Em 2021, uma onda de calor que se formou sobre o noroeste do Pacífico contribuiu para centenas de mortes. Eliason recorda que muitas das vítimas eram residentes idosos que viviam em casas sem ar condicionado ou refrigeração, sem capacidade de ventilação cruzada e sem uma comunidade para os controlar.

O acidente sublinhou a necessidade de habitações orientadas para a comunidade como resposta às alterações climáticas:  Baugruppen (literalmente "construção em grupo" em alemão) é o que melhor articula essa visão para Eliason - uma forma de co-habitação urbana multigeracional.

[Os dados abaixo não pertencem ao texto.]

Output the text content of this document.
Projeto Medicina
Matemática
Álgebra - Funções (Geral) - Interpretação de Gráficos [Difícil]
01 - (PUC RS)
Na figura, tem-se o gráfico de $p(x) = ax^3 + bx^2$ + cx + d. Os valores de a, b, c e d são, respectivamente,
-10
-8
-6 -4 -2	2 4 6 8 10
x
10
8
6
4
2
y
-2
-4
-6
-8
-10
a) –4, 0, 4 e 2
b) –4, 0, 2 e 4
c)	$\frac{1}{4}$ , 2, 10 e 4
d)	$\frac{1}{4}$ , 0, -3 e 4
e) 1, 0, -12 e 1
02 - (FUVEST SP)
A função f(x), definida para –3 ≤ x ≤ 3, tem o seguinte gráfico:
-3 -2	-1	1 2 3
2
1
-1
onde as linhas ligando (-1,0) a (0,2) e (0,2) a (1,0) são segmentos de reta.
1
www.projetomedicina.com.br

No Reino Unido, um projeto premiado em Goldsmith Street, Norwich, mostra que as normas Passivhaus também podem ser cumpridas num desenvolvimento denso de habitação social.

As 100 casas concebidas pelos arquitetos Mikhail Riches e Cathy Hawley para o Conselho Municipal de Norwich, em 2019, foram anunciadas como algumas das habitações com maior eficiência energética alguma vez construídas no Reino Unido, com um design solar passivo que ajuda os residentes a poupar dinheiro.

Carbono incorporado

"Os arquitetos têm uma enorme responsabilidade quando se trata de encontrar soluções para edifícios mais amigos do clima e edifícios que sejam resilientes", diz Leth, mas muitas das respostas estão nas obras existentes. "Não podemos construir a nossa saída da crise climática, mas podemos ir bastante longe se pararmos de construir e começarmos a reutilizar."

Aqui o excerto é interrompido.